BMW est longtemps resté le symbole même du constructeur conservateur, appliquant des techniques éprouvées. Mais après tout, BMW réalise avec succès des motos depuis 1923, et les principes qui président à la construction des derniers modèles de 980 cc sont les mêmes qu’il y a cinquante cinq ans ; simplicité, raffinement et bonne tenue de route sont toujours obtenus par deux cylindres à plat refroidis par air et une transmission à cardan.
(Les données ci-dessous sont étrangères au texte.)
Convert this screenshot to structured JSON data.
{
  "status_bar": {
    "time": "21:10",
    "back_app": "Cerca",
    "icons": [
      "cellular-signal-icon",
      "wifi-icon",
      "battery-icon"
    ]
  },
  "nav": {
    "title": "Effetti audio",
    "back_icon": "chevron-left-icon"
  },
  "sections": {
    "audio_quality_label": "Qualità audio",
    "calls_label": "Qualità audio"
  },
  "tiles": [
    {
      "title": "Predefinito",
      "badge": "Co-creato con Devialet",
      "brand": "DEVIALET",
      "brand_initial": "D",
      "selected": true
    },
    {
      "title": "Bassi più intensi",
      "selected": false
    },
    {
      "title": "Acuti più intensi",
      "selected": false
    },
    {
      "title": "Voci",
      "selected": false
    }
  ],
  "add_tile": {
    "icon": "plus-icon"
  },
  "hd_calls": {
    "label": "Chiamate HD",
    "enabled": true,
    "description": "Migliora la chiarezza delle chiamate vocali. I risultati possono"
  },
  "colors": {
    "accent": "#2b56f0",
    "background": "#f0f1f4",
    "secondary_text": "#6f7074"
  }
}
La R 100 RS rompt cependant avec cette tradition, et les formes aérodynamiques de ce modèle sont la preuve de la nouvelle direction prise par BMW. Les constructeurs ont rarement réussi à vendre une machine complètement carénée ; en ce sens la R 100 RS marque une étape nouvelle, en particulier dans le domaine du dessin des lignes. Mais au fond, la R 100 RS n’est que l’aboutissement logique des efforts de BMW pour produire des machines inégalables sur de longues distances, et le carénage ne fait qu’apporter un élément de plus à la qualité du confort obtenu, qui est déjà bien supérieur à tout ce que l’on peut trouver ailleurs.
Même sans carénage, les BMW sont des motos incomparables pour faire du grand tourisme ; elles sont légères, économiques et restent remarquablement souples à grande vitesse.
Utilisant habilement son encombrement étroit, BMW crée une position confortable pour le pilote ; confort augmenté par le silence du moteur. L’adjonction d’un carénage ne fait que renforcer ces qualités déjà remarquables. Il n’y a qu’avec la R 100 RS que l’on peut prendre autant de plaisir à parcourir d’énormes distances à des vitesses de l’ordre de 175 km/h, sans craindre d’être épuisé à l’arrivée. Par mauvais temps, on reste bien sec et propre.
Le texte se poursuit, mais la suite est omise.